Moldy bread: is it really bad for you?

  1. Robie Benve profile image98
    Robie Benveposted 3 years ago

    Moldy bread: is it really bad for you?

    Don't you hate when the only bread you have at home has those green spots?
    many times I've taken the spotted part off and eat the bread anyway.
    But then I am left wondering: mold spores are probably all over that bread, I just can't see them.
    Is it bad for me? Would I "poison" my children if they ate the moldy bread?

    What do you do, throw away or "salvage" moldy bread?

  2. dandelionweeds profile image77
    dandelionweedsposted 3 years ago

    Yes it is!  Some people think it isn't because of penicillin being invented from it, but really fungus, harmful bacteria and even salmonella can be obtained and are possibilities.

  3. profile image0
    Ghaelachposted 3 years ago

    Morning Robie.
    I've got to half agree with dandylionweeds in that what he say is probably true but as a kid I remember eating bread with those little spots on it and 50+ years late I'm still living.
    Must say though, that all the bacteria that we have on the outside of our bodies and what we have in our mouths and noses are a needed source to fight off other unwanted dangers.

  4. ThelmaC profile image96
    ThelmaCposted 3 years ago

    I'm not sure if it could harm you but I have to ask, why take the chance?  Especially with the children.  Throw it out !

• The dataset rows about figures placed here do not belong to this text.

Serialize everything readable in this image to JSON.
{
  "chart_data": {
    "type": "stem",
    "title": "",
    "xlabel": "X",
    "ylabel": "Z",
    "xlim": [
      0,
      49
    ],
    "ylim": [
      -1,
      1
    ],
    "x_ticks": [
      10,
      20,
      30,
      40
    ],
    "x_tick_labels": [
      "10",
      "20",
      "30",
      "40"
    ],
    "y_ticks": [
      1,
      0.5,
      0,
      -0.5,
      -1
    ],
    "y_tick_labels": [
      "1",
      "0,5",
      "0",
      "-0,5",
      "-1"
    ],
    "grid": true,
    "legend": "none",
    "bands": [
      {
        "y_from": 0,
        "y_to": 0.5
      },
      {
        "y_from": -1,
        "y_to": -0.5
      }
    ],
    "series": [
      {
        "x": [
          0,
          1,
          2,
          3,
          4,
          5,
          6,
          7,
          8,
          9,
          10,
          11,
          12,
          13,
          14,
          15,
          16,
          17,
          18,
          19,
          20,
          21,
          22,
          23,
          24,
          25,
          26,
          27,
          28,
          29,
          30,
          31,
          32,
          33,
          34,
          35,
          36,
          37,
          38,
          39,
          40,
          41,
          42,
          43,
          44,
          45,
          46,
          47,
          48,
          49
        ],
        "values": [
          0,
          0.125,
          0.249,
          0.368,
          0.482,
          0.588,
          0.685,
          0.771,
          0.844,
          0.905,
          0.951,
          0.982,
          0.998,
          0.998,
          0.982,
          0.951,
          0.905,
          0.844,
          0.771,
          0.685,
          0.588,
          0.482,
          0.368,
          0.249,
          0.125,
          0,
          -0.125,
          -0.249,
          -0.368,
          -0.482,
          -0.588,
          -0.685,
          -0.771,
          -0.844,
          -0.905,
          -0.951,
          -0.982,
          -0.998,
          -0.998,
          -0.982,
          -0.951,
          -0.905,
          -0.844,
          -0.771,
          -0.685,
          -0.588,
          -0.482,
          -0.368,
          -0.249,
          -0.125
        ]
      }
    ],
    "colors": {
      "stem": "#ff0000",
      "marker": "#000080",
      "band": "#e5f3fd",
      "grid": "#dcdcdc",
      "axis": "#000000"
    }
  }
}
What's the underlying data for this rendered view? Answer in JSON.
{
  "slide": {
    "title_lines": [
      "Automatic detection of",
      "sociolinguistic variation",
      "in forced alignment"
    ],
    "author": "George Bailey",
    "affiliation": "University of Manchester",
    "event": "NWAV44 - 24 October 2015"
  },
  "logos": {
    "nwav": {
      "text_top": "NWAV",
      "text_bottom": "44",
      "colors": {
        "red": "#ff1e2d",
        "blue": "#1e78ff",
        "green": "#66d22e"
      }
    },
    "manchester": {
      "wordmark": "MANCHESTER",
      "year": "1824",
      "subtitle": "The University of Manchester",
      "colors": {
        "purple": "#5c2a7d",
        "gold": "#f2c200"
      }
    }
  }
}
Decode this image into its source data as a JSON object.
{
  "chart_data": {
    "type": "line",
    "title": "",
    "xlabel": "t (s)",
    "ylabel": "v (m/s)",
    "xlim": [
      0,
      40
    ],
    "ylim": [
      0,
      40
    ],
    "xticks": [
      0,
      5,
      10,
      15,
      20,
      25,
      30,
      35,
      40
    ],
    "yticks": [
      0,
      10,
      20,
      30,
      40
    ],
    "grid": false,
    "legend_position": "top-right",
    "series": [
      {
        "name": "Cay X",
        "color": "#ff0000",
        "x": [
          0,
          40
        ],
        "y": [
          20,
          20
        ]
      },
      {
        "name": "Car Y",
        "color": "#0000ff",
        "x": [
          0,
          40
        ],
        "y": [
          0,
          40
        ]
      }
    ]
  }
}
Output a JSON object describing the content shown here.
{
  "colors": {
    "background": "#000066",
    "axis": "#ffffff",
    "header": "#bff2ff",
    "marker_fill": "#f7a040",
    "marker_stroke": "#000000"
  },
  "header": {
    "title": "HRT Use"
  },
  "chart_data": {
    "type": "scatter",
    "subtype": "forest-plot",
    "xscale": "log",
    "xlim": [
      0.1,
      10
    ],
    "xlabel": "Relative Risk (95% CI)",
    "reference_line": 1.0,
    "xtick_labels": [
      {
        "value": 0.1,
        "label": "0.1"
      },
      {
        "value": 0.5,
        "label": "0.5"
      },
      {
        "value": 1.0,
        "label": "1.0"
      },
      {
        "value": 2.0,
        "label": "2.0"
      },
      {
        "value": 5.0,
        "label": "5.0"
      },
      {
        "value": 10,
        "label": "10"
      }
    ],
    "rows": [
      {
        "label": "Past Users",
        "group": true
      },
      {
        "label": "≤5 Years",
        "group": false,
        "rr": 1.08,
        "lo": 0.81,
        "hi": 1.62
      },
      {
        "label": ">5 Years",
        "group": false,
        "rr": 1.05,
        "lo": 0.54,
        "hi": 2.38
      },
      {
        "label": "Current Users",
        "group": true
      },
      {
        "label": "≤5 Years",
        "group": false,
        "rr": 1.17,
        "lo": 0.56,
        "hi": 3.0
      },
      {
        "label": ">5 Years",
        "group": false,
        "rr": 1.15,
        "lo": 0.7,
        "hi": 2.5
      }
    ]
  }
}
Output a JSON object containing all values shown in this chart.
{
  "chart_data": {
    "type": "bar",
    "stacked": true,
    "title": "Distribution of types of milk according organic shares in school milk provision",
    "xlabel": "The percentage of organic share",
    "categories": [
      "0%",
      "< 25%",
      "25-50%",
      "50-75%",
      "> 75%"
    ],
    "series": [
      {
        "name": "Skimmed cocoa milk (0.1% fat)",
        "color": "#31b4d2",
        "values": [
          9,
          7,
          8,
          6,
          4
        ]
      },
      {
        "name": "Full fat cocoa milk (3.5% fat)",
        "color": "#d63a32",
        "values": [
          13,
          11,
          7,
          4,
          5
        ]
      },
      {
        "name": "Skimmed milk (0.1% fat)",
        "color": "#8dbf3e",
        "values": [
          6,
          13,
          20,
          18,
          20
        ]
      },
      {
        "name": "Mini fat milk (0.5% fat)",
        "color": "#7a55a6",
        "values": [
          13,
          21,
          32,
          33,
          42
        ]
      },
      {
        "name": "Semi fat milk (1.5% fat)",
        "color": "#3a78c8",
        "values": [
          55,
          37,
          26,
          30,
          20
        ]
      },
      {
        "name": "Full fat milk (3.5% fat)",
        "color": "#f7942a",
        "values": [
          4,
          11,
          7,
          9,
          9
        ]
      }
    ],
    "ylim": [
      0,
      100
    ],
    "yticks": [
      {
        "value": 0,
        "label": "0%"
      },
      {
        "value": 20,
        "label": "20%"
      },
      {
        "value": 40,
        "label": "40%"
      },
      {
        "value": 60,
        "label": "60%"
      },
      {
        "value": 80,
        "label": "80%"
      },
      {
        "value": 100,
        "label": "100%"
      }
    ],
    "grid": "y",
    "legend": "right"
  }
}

  5. DzyMsLizzy profile image96
    DzyMsLizzyposted 3 years ago

    In the past, I've cut the mold off of cheese, but the rest of the cheese still tasted nasty-moldy, and I ended up tossing it out anyway.
    Bread, likewise.  In sealed plastic bags as it is now packaged, the entire loaf, or what remains of it, is tainted.
    It seems, according to some research I've done, that mold has microscopic 'roots,' 'threads,' or 'runners' that go into the food far past what is visible to the naked eye. 
    That explains my prior experiences, and the research also states that some, but not all, contain assorted toxins, the worst of which are carcinogenic.
    Since there are about a bazillion types of mold, and unless you are a biochemist equipped with a microscope, and can identify the particular strain that has affected your food, it's a 'better safe than sorry' scenario.  Or, as my mother used to say, "When in doubt, throw it out."